"Guten Morgen, warst du heute extra bei Friseur?", begrüßte ich Burak am Morgen des "großen Tags" und er lächelte verlegen:"Ja, musste sein. Heute alles fresh, Haare, Bart." "Sieht gut aus, hast du Hunger?", er folgte mir ins Wohnzimmer und nahm gegenüber von mir am Tisch platz. Großzügig schob ich ihm meinen Teller rüber, auf dem ein riesiger Berg Ei lag. "Wieso isst du nichts?", fragte er skeptisch. "Keinen Hunger, außerdem muss ich nachher in mein Kleid passen.", gab ich vor, denn eigentlich graute es mir vor dem heutigen Abend und ich bekam keinen Bissen herunter, eher übergab ich mich. "Bist du aufgeregt?" "Nein, wieso?" Er legte den Kopf schief. "Wie so gar nicht? Also ich schon irgendwie.. Hörst du keine Musik?", wunderte er sich. "Nicht wirklich und wenn... die Künstler der Musik sind auch nur Menschen wenn der Beat stoppt." "Das war tief.", lachte er mich beinahe auf und ich strafte ihn mit einem bösen Blick. "Bleibst du bis dahin hier?" "Ich weiß es nicht, bisher denke ich ja. Dein Mann hat nichts gesagt, wie immer.", seine letzten Worte murmelte er nur noch halb in seinen Bart. Er sagte ihm also genauso wenig wie mir. "Hast du denn deinen Anzug schon hier?", er nickte mir zwischen zwei vollen Gabeln Rührei zu, was mich zum schmunzeln brachte. Der Blick auf die Uhr versetzte mir einen Schlag. Es war bereits 12 Uhr. Zwar noch genügend Zeit, aber ich wollte nicht zu knapp planen und noch Streit vor der Abreise riskieren. "Alles okay?", fragte mich mein Gegenüber besorgt. "Ja.. ich hab nur gerade festgestellt, wie spät es eigentlich schon ist. Langsam muss ich das hier-", ich zeigte mit meiner Hand über mein Gesicht und meine Haare."-mal herrichten, sonst sehe ich heute Abend aus wie ein Wrack." "Als wenn.. tut deine Lippe eigentlich noch sehr weh?", Verdutzt sah ich ihn an. Er hatte es also doch gesehen, Mevlida wahrscheinlich auch. "Was meinst du wer dich nach oben gebracht hat?", erklärte er sich und verschlag mir die Sprache, mein Mund wurde ganz trocken. "Ähm... ja.. danke.", stotterte ich zurecht und stand auf. "Ich bin dann mal oben und mache mich fertig."

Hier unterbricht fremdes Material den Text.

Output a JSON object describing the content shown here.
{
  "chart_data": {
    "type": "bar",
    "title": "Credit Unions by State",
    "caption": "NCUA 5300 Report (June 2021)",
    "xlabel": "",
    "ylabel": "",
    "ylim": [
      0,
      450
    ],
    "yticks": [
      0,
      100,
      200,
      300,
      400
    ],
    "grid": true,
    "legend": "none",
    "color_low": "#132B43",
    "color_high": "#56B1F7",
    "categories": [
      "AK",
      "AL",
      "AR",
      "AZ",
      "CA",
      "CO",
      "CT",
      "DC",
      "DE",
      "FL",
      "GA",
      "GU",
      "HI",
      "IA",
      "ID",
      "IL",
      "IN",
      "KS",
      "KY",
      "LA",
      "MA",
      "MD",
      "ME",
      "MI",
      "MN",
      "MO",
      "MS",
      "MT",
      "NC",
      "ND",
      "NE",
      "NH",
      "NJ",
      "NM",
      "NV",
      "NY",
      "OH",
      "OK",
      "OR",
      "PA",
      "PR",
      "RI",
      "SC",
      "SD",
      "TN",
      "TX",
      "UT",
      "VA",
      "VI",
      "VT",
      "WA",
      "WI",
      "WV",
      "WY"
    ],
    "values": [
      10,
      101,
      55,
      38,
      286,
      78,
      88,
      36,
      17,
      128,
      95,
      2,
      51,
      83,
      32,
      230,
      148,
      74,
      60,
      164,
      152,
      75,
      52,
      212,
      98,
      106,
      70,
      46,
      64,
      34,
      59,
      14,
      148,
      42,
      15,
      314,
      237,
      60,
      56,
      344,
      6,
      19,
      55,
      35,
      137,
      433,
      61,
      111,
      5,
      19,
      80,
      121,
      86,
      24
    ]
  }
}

Natürlich hatte ich geahnt, dass er das wusste, aber die Fakten so direkt auf dem Tisch serviert zu bekommen, war hart. Ich fühlte mich ertappt. Um mich abzulenken, beschloss ich erstmal ausgiebig zu baden. Kurz den Kopf ausschalten und genießen, bevor es mit den Vorbereitungen für heute Abend losging. Peeling, Cremen, Schminken, Haare.. ich brezelte mich gerne auf, auch wenn ich auf heute Abend nicht viel Lust hatte. Zumindest hatte ich etwas zu tun. Ich ließ mir ein heißes Schaumbad ein, pinselte mir währenddessen eine Maske ins Gesicht und trug eine Haarmaske auf. Keine zwei Minuten konnte ich abschalten, da hörte ich die Haustür ins Schloss fallen und kurz darauf klopfte es an die Tür. "Amina...., mach auf, ich muss ins Bad.", das konnte doch nicht wahr sein. "Nein, ich bade gerade. Geh woanders hin.", blieb ich stur. "Mein Parfüm steht aber auf diesem Waschbecken und ich muss wieder los.", ich sah kurz prüfend zum Waschbecken und sah tatsächlich einen fremden Flakon vor dem Spiegel stehen. "Muss das jetzt echt sein?" "Yallah, mach doch endlich auf! Muss ich erst die Tür eintreten?", brüllte er angespannt und brachte mich dazu, aufzustehen, mir ein Handtuch umzubinden und mit dem Flakon in der Hand die Tür zu öffnen. "Hier nimm.", schmiss ich ihm die kleine Flasche schon fast ins Gesicht und wartet auf Gegenwind, doch Said starte mich nur mit offenem Mund an. Bevor er etwas sagen konnte, schloss ich die Tür vor seiner Nase und hüpfte zurück ins warme Wasser. Ich ließ meine Haut einweichen und peelte sie ausgiebig. Meine Wahl fiel auf eine leichte, schimmernde Körperbutter, die meine Haut beinahe seidig aussehen lassen wird. Perfekt für heute Abend.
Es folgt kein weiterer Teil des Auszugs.